Nefsi İlah: Bir kimsenin, Allah indinde haram mı helal mı olduğunu dikkate almadan nefsinin her istediğini yapması ve yaptığı işi, Allah emretmiş peygamber söylemiş bile olsa, eğer nefsi istemiyorsa o işi yapmaz. İşte bu kimse nefsine itaat ettiği şekilde, başkalarını da itaat ediyorsa o kimseleri ilah ve mabut edinmediğini söylese de,tanrı edinmiş olur. Allah'tan başkasına bu şekilde itaat eden kimse, itaat ettiği kimseye secde etmemekle ve dili ile onun ilah olduğunu söylememekle, şirkten kurtulamaz. İbn Cerir, "Allah'ın koyduğu helal ve haramı dikkate almadan nefsinin arzusuna göre davranan kimse, nefsini ilah edinmiş olur" demektedir. El-Cessas ise "Böyle bir kimse Allah'a itaat ettiği gibi nefsine itaat eder" derken, Zemahşeri, "Nefsinin yönlendirdiği gibi hareket eden kimse, nefsine tıpkı Allah'a itaat ettiği gibi itaat etmektedir." 45/.23 - (Ey Muhammed!) Hevâ ve hevesini kendine ilâh edinen, Allah'ın kendi ilmi dahilinde saptırdığı, kulağını ve kalbini mühürleyip gözüne perde çektiği kimseyi görüyor musun? Şimdi onu Allah'tan başka kim hidâyete erdirebilir? Hala düşünmez misiniz? Buyurmaktadır.

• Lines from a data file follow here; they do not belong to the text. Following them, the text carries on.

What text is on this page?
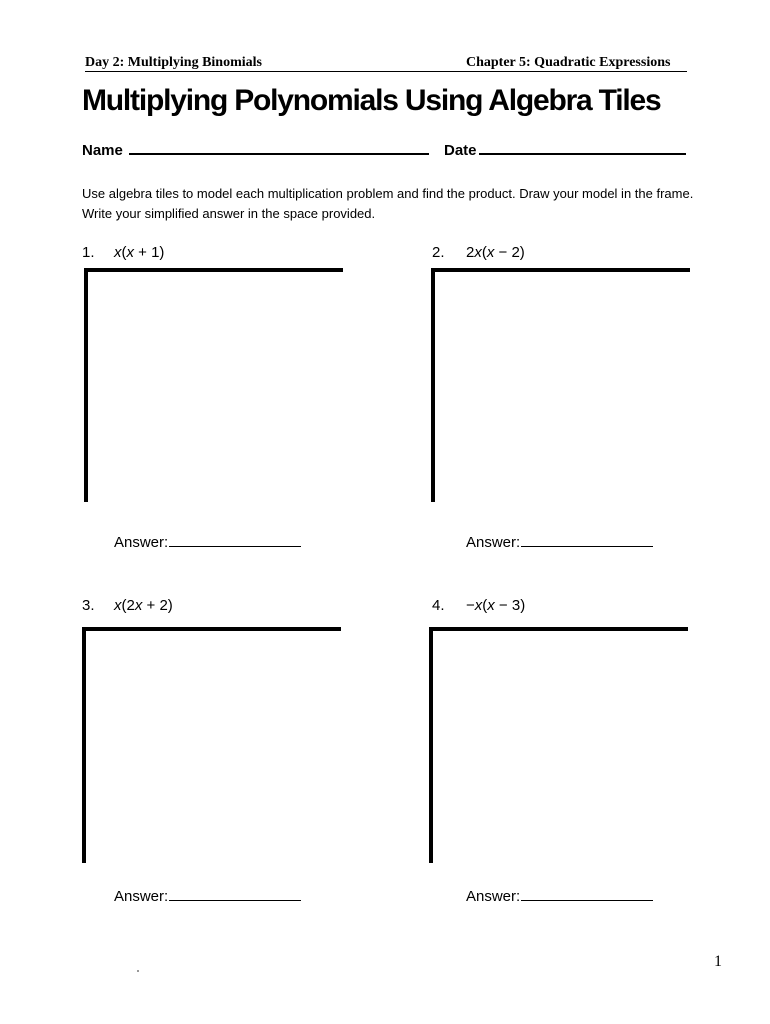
Day 2: Multiplying Binomials	Chapter 5: Quadratic Expressions
Multiplying Polynomials Using Algebra Tiles
Name	Date
Use algebra tiles to model each multiplication problem and find the product. Draw your model in the frame. Write your simplified answer in the space provided.
1. x(x + 1)
Answer:
2. 2x(x − 2)
Answer:
3. x(2x + 2)
Answer:
4. −x(x − 3)
Answer:
1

Tagut; Asilik, kötülük, şeytanlık, kibir, fesad, cimrilik, açgözlülük, azgınlık ve yalancılıkla hükmeden zorbaların zorbalıkları ölümle de olsa bir gün söner, lanetle anılırlar. Hak ve iyilik taraftarları olanlar yoksulluk ve sıkıntı içinde bulunsalar bile sonsuza kadar aziz olarak güzel hatıraları baki kalır. Bu gün olmazsa yarın mutlaka mutlu olurlar. ‘’2/256.Dinde zorlama yoktur. Artık doğrulukla eğrilik birbirinden ayrılmıştır. O halde kim tâğutu reddedip Allah'a inanırsa, kopmayan sağlam kulpa yapışmıştır. Allah işitir ve bilir.’’buyurmaktadır.
Şirk; Müşriklerin işledikleri iyi amelleri ahirette bir yarar sağlamayacağı, şirk suçunu işlemesi ile yaptıkları tüm amelleri boşa çıkacağı, Zümer suresinde;’’ 65- Andolsun ki, sana da, senden öncekilere de şu vahyedildi: "Yemin ederim ki, eğer şirk koşarsan bütün çalışmaların boşa gider ve mutlaka kendine yazık edenlerden olursun" buyurmaktadır
Allah’la başka ilah edinme; 88- Allah'ın yanında diğer bir ilâha çağırma O'ndan başka ilâh yok, Hüküm O'nun, başkasının değil. Ölümden sonra O'nun huzuruna götürülecek, mahkeme olunacak, ona göre ceza, mükafat ne ise alınacaktır. ‘’Kasas suresinde; 88- Allah ile birlikte başka bir tanrıya tapıp yalvarma! O'ndan başka tanrı yoktur. O'nun zatından başka her şey helak olacaktır. Hüküm O'nundur ve siz ancak O'na döndürüleceksiniz. ‘’buyurmaktadır.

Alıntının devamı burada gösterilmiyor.